Second is that I sense that people will largely feel the need to slash him with Bitchface, because they're like the two main characters or something (unless you've decided to take the refreshing path of treating Miharu as a non-entity, much like myself.) Also because Kumohira tends to be on the receiving end of most of Miharu's disarming boywaif shoujo escape routes (did that make any sense?). Luckily, in the opening as well as the first few seconds of the episode, we have another potential love interest for Bitchface who hasn't shown up yet in the show and I didn't feel like screencapping his ass. All he does is wear J.Lo hats, anyway.

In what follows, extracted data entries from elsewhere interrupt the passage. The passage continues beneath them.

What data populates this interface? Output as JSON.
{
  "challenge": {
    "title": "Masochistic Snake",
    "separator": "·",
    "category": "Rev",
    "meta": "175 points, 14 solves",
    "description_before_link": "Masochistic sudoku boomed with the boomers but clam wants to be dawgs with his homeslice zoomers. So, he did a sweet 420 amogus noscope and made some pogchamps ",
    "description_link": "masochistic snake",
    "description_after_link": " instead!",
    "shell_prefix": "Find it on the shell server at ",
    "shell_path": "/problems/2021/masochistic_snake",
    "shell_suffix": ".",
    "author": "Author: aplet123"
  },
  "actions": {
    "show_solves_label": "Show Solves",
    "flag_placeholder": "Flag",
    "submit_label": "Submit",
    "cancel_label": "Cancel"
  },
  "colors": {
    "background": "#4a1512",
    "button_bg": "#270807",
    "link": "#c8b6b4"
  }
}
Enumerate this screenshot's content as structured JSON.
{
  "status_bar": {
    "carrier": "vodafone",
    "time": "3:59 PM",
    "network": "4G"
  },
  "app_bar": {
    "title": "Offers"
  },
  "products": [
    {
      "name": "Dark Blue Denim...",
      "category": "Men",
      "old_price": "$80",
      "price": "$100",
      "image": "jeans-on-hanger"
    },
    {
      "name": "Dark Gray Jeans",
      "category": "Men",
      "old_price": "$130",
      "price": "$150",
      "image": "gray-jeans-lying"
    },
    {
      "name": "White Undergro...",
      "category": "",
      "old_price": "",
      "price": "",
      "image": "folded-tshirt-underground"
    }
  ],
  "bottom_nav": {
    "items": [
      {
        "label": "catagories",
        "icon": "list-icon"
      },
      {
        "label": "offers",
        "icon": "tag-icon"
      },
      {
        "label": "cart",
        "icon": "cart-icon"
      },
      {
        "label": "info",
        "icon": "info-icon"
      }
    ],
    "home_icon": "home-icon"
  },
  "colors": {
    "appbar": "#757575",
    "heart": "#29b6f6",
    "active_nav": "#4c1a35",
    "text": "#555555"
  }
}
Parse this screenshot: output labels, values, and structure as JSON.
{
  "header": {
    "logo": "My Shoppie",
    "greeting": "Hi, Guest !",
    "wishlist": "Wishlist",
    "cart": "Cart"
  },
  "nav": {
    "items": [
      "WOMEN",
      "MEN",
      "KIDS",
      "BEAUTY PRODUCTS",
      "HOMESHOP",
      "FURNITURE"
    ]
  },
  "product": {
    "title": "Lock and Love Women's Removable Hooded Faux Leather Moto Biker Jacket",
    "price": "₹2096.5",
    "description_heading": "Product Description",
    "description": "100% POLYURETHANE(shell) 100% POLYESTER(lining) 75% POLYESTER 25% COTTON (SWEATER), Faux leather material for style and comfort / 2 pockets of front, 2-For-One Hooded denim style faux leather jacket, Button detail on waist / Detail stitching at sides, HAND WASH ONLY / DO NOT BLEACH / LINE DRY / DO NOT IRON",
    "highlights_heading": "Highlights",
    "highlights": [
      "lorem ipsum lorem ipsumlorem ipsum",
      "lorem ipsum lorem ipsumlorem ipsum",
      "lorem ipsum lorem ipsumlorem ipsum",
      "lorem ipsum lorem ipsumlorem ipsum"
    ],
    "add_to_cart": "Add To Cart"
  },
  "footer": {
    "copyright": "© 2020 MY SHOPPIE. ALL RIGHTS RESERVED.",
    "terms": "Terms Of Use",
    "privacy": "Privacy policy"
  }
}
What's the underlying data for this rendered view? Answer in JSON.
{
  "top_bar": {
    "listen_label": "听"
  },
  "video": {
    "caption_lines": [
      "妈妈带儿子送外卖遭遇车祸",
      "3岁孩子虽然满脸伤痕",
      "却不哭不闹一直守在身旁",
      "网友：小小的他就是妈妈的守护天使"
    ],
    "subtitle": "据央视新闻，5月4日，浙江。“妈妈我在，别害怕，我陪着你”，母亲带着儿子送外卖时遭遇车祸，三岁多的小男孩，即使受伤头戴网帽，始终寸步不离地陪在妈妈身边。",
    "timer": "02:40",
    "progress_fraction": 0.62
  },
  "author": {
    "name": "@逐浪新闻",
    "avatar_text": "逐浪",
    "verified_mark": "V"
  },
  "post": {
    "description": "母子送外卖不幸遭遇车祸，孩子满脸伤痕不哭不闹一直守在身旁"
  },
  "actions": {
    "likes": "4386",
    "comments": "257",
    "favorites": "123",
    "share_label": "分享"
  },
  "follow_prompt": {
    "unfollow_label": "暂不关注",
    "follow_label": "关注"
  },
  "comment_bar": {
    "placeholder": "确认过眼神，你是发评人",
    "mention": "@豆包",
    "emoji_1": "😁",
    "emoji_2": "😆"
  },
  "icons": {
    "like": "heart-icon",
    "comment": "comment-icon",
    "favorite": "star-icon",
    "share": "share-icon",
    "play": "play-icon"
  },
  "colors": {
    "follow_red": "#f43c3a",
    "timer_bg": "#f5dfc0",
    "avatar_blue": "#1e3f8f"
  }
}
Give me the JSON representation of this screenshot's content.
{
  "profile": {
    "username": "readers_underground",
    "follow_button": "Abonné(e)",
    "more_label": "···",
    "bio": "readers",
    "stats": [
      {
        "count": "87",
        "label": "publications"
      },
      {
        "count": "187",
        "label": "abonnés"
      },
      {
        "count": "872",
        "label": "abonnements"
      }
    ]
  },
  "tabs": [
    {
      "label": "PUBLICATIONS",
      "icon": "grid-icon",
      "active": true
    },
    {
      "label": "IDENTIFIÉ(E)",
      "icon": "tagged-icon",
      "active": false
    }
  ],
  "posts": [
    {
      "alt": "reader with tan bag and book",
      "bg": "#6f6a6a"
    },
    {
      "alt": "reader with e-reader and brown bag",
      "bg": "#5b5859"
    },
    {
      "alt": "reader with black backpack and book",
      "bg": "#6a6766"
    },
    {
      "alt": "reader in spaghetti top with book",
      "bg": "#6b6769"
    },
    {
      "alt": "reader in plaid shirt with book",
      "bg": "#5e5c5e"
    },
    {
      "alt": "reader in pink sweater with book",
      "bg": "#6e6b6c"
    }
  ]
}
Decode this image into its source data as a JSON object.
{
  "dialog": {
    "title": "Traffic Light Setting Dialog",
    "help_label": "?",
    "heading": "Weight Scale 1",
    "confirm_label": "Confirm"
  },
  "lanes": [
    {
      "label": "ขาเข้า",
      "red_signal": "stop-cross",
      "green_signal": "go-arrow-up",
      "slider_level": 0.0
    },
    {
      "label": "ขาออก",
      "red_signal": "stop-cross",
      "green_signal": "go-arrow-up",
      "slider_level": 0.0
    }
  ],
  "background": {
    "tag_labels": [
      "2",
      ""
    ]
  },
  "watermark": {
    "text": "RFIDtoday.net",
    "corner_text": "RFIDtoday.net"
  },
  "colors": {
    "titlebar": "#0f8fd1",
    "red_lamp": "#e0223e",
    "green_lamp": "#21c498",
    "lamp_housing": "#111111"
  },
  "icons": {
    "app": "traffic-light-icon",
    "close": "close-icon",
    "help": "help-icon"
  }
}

So hopefully J.Lo will appear and be just what the doctor ordered, convincing people that Kumohira should be boning someone else, namely:
This is Aizawa, a friendly ninja who goes to Main Character's school and is likeable from right off the bat.
He enjoys posing with birds on his shoulders and long walks on the beach, but sadly he only enjoys these things with Kumohira. [the author is delusional; please disregard her and carry on.] Naturally he will always be second fiddle to Main Character Who Is Not Kumohira, and have virtually no fanart and just generally be obscured in comparison, but maybe the fanbase will prove me wrong. (Please prove me wrong.)
This is a screencap of Aizawa being awesome. Also: is he supposed to be albino, or something? He's got the white hair, and the glasses. And the commonly misrepresented red eyes (because most albinos have no such thing.) I also like him because he stabs Bitchface in the stomach around mid-episode. (Although it's not nearly as marvelous as it sounds.)
Right. So he's super. There's also that girl but she doesn't turn up in the first ep, which is all I watched, and I also couldn't be bothered to cap her from the OP and ED either D: Yes, it's all very sad.
So basically what I'm trying to say is that I want these two to have freaky naughty time.
TRAINING IN BED. HHAAHHAHAHA I AM SO FUNNY AND CLEVER
DO YOU SEE THE UNBRIDLED PASSION BETWEEN THEM. DOYOU
Also the opening song is extra super and I can't stop listening to it. And now you can have it stuck in your head too, for no extra charge!
On a completely different note, I hope everyone's summer is going fabulously. (Apparently LJ has decided that this sentence will also be a link to NnO's opening song, so hey! Let's all enjoy it while we can!)